He didn’t tell them so. He didn’t want them getting swelled heads. Besides, why should he praise them for merely doing what they were supposed to do? If he did, then they’d want praise for every little thing. They’d expect it, but they’d be disappointed. He wasn’t the sort to throw praise around. He never had been, and he never would be.

They chattered back and forth in incomprehensible English as the Oshima Maru skimmed over the water. When they needed to talk with him, they switched to Japanese. That was almost always pure business. They didn’t waste a lot of time on chitchat with him. This past week, with no progress in the talks in Washington, the impulse to talk had dried up even more than usual. For all his efforts to make them into good Japanese, they saw things from the USA’s point of view.

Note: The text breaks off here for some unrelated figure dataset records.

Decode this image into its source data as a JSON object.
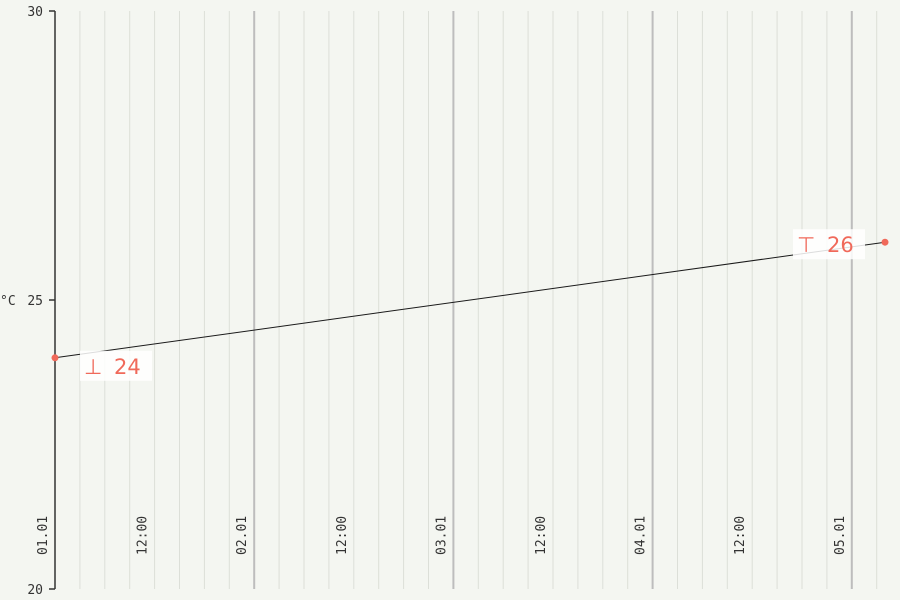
{
  "chart_data": {
    "type": "line",
    "title": "",
    "xlabel": "",
    "ylabel": "°C",
    "ylim": [
      20,
      30
    ],
    "xlim": [
      "2024-01-01T00:00",
      "2024-01-05T04:00"
    ],
    "yticks": [
      20,
      25,
      30
    ],
    "x_tick_labels": [
      {
        "at": "2024-01-01T00:00",
        "label": "01.01"
      },
      {
        "at": "2024-01-01T12:00",
        "label": "12:00"
      },
      {
        "at": "2024-01-02T00:00",
        "label": "02.01"
      },
      {
        "at": "2024-01-02T12:00",
        "label": "12:00"
      },
      {
        "at": "2024-01-03T00:00",
        "label": "03.01"
      },
      {
        "at": "2024-01-03T12:00",
        "label": "12:00"
      },
      {
        "at": "2024-01-04T00:00",
        "label": "04.01"
      },
      {
        "at": "2024-01-04T12:00",
        "label": "12:00"
      },
      {
        "at": "2024-01-05T00:00",
        "label": "05.01"
      }
    ],
    "series": [
      {
        "x": [
          "2024-01-01T00:00",
          "2024-01-05T04:00"
        ],
        "values": [
          24,
          26
        ],
        "color": "#1a1a1a"
      }
    ],
    "markers": [
      {
        "kind": "min",
        "symbol": "⊥",
        "label": "24",
        "x": "2024-01-01T00:00",
        "y": 24
      },
      {
        "kind": "max",
        "symbol": "⊤",
        "label": "26",
        "x": "2024-01-05T04:00",
        "y": 26
      }
    ],
    "colors": {
      "background": "#f4f6f1",
      "axis": "#333333",
      "grid_major": "#bdbdbd",
      "grid_minor": "#dcdfd8",
      "marker": "#f0695a",
      "line": "#1a1a1a"
    },
    "grid": true
  }
}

Jiro looked ahead, trying to spot a good fishing ground. Hiroshi did the same, even if he wasn’t so good at it. Kenzo stared over the sampan’s stern, back in the direction from which they’d come. Jiro almost told his younger son, “Waste time!” but figured he’d be wasting his breath.

Then Kenzo pointed north towards Oahu and spoke one word: “Look!”

The urgency in his son’s voice made Jiro turn around. “Oh, Jesus Christ!” he exclaimed, an oath he used even though he was a Buddhist and Shintoist, not a Christian. Those black clouds on the horizon couldn’t be good news.

“That’s not Honolulu. It’s too far west,” Hiroshi said. “That’s Pearl Harbor. I wonder if some of the ammunition there blew up or something.”

Maybe he would make a proper fisherman one of these days after all. He was dead right about the direction from which the smoke was rising. Kenzo said, “I wish we had a radio on board. Then we’d know what was going on.”